Another 10,000 words could be devoted to the movie’s other standout features: the haunting, evocative score by Vangelis; Ridley Scott’s obsessively precise direction, which guides the viewer’s attention through frames packed with significant images; a terrific script (honed through countless revisions) based on a novel by seminal sci-fi writer Philip K. Dick; and the inspired casting and terrific performances (Ford is never better, in my opinion; and Rutger Hauer is amazing in a role that requires him to be part genius cyborg, part murderous warrior, and part frightened, abandoned toddler.)
Yet what I love most about Blade Runner is that, in spite of its incredible richness, it leaves so much unanswered and unexplained. In the end, that may be the key to its lived-in quality, the secret to its satisfying unpackability: it resists the urge to pick a single “truth” to tell. That’s how it chooses to be “about” what it’s about: by making its questions more about the asking than the answers.

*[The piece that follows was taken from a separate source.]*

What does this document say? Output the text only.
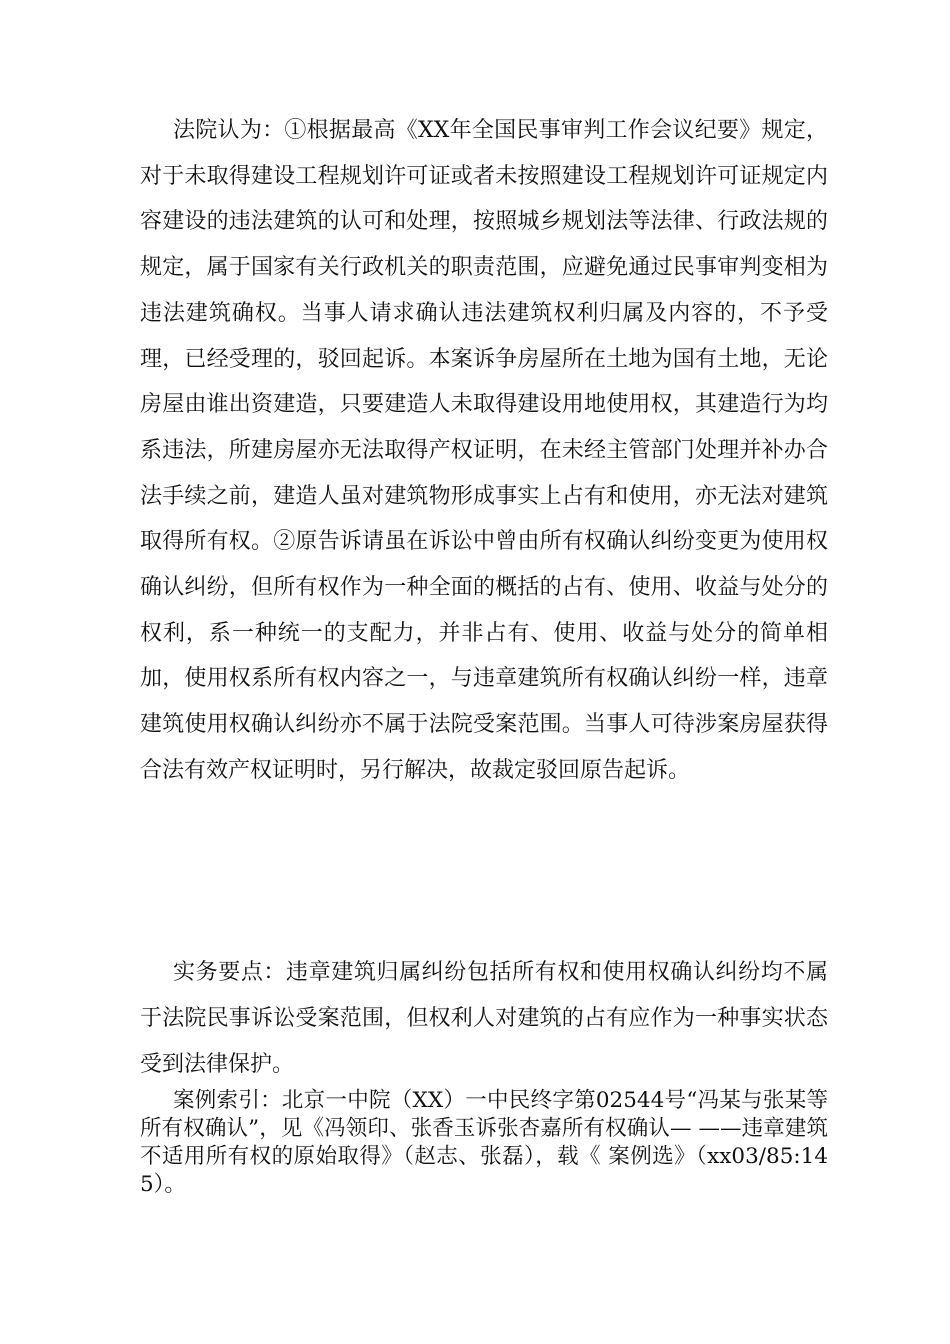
法院认为：①根据最高《XX年全国民事审判工作会议纪要》规定，对于未取得建设工程规划许可证或者未按照建设工程规划许可证规定内容建设的违法建筑的认可和处理，按照城乡规划法等法律、行政法规的规定，属于国家有关行政机关的职责范围，应避免通过民事审判变相为违法建筑确权。当事人请求确认违法建筑权利归属及内容的，不予受理，已经受理的，驳回起诉。本案诉争房屋所在土地为国有土地，无论房屋由谁出资建造，只要建造人未取得建设用地使用权，其建造行为均系违法，所建房屋亦无法取得产权证明，在未经主管部门处理并补办合法手续之前，建造人虽对建筑物形成事实上占有和使用，亦无法对建筑取得所有权。②原告诉请虽在诉讼中曾由所有权确认纠纷变更为使用权确认纠纷，但所有权作为一种全面的概括的占有、使用、收益与处分的权利，系一种统一的支配力，并非占有、使用、收益与处分的简单相加，使用权系所有权内容之一，与违章建筑所有权确认纠纷一样，违章建筑使用权确认纠纷亦不属于法院受案范围。当事人可待涉案房屋获得合法有效产权证明时，另行解决，故裁定驳回原告起诉。

实务要点：违章建筑归属纠纷包括所有权和使用权确认纠纷均不属于法院民事诉讼受案范围，但权利人对建筑的占有应作为一种事实状态受到法律保护。

案例索引：北京一中院（XX）一中民终字第02544号“冯某与张某等所有权确认”，见《冯领印、张香玉诉张杏嘉所有权确认— ——违章建筑不适用所有权的原始取得》（赵志、张磊），载《 案例选》（xx03/85:145）。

A NOTE ON VERSIONS: We don’t have space here to discuss the seven “official” versions of Blade Runner (Wikipedia does that) or the numerous “fan cuts” (Google “Blade Runner white dragon” if you want to fall down that rabbit hole.) I fell in love with the original theatrical release; my favorite version is the 2007 Final Cut. Director Ridley Scott says that’s his favorite version too, which should be reason enough to love it; it also has what I believe is the far superior ending. (I don’t consider the Final Cut ending bleak; it’s certainly much more nuanced, and leaves some important questions importantly unanswered, which adds resonance to the rest of the movie’s themes and subtexts.) On Blu-ray, the Final Cut is stunning.

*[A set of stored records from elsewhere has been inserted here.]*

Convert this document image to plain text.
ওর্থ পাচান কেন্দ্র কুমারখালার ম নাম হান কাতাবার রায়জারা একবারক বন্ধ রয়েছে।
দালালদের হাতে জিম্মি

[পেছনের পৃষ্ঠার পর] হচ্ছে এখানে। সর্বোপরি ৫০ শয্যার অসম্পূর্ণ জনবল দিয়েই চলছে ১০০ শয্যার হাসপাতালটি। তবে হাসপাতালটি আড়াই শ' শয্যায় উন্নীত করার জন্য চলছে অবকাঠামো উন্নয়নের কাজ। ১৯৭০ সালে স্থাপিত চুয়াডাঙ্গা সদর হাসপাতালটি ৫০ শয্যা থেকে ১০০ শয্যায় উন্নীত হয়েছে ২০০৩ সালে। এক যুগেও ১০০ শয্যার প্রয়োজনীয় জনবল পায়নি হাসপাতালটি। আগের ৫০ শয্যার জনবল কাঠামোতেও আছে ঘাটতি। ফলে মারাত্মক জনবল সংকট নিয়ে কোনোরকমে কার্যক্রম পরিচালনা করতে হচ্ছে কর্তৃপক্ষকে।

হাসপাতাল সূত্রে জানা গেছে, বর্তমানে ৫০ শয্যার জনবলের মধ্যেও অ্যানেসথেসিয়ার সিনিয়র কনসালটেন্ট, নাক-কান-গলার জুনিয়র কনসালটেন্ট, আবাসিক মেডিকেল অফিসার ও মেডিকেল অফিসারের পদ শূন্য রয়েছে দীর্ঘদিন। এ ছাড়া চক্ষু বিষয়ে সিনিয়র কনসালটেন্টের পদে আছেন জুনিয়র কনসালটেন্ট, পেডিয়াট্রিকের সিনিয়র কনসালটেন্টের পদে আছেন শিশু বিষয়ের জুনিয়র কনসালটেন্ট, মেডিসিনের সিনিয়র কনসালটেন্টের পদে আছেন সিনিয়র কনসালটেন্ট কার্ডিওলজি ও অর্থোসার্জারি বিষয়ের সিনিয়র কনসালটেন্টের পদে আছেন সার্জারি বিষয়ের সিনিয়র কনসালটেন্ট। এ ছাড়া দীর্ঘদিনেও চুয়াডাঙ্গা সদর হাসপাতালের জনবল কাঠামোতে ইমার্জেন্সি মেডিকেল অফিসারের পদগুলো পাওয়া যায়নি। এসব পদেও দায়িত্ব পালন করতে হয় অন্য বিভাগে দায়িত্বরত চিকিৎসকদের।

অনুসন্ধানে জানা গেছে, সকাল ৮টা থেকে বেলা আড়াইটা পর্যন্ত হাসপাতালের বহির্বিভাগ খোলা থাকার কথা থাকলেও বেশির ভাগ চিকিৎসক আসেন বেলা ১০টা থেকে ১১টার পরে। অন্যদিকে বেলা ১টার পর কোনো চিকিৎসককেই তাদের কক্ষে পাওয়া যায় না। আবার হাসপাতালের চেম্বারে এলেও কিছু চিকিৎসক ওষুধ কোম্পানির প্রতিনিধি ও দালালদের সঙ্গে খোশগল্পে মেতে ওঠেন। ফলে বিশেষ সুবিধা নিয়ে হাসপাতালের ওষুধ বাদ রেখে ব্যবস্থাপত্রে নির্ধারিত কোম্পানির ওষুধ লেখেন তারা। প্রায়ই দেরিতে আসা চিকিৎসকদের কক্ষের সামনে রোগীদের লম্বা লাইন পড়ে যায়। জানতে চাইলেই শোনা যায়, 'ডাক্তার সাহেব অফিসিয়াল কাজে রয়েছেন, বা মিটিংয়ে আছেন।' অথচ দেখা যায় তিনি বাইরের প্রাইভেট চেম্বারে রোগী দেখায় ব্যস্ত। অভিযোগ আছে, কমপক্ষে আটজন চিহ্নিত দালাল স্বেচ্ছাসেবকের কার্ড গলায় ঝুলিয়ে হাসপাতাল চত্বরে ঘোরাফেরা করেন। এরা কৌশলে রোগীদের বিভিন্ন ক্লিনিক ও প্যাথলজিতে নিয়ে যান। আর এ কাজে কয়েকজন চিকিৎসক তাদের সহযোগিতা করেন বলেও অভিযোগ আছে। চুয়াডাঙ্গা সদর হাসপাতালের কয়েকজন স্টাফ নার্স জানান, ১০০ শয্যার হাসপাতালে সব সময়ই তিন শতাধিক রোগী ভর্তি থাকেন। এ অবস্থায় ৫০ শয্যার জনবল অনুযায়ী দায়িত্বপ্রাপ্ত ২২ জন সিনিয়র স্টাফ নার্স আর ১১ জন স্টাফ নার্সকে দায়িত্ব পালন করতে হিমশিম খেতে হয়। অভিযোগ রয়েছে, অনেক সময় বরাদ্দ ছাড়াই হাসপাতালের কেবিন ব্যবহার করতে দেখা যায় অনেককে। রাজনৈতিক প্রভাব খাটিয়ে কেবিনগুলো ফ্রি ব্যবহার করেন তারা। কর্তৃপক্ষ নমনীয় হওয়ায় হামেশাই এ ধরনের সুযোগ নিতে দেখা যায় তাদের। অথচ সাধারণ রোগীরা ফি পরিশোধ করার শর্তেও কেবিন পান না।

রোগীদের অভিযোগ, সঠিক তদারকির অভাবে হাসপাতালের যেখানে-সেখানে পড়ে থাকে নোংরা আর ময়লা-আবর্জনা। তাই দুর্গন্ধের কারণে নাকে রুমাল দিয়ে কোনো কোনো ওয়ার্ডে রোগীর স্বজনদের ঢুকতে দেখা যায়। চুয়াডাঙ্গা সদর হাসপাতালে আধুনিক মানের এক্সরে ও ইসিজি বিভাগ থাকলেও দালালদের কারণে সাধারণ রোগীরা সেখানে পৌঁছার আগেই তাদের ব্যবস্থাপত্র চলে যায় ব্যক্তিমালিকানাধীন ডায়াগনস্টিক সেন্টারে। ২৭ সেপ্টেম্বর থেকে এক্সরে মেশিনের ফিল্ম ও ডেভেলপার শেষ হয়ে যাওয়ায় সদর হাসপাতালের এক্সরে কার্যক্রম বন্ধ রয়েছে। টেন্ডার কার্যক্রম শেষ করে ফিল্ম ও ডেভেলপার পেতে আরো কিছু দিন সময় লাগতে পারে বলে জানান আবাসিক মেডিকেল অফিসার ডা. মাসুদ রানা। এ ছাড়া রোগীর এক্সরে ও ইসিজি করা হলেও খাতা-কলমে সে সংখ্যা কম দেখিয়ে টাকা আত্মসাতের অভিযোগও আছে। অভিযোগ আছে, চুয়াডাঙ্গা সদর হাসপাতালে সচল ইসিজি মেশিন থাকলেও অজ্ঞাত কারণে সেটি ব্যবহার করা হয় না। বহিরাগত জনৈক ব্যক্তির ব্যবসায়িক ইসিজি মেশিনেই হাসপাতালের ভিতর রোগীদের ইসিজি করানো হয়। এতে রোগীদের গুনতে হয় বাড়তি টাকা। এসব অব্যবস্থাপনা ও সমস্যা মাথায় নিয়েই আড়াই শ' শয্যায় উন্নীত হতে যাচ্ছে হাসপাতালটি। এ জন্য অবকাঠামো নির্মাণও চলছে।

Look—I get that not everyone digs Blade Runner. It can seem slow for viewers who prefer straight-up action. This is a movie that takes its time and wants you to see and hear and feel every bit of kipple in the corner, every keening cry of the score. Yet for those who have seen it once and it didn’t “take,” I have a suggestion: if your previous viewing was not the Final Cut, check out the Final Cut. If you still don’t like it, I release you. There will always be a gulf between our hearts, but we can still be friends.

A NOTE ON THE SEQUEL: YES, I am excited to see a neo-noir sci-fi movie starring my boyfriend Harrison Ford and his sidekick Ryan Gosling, directed by the guy (Denis Villeneuve) who just did Arrival. NO, I am not excited that they made a sequel to Blade Runner. I wish it did not exist. My strategy is to just box off the original in my mind, and pretend the new movie is really about a future cop named Rint Dellers, a retired Blame Rugger who used to hunt duplidroids in Space City. Maybe it will be good.
Blade Runner’s Three Miracles: Art direction/production design that creates a future so layered, so boldly realized, and so authentically inhabited that it has influenced science fiction movies since its release; performances (or is this direction?) that demonstrate astounding depth of character through every glance and gesture; and a collection of themes and subtexts that inform each other and challenge the viewer in new ways with each screening.

In nomine Scott, et Philip K. Dick, y spiritu Deckard, Amen.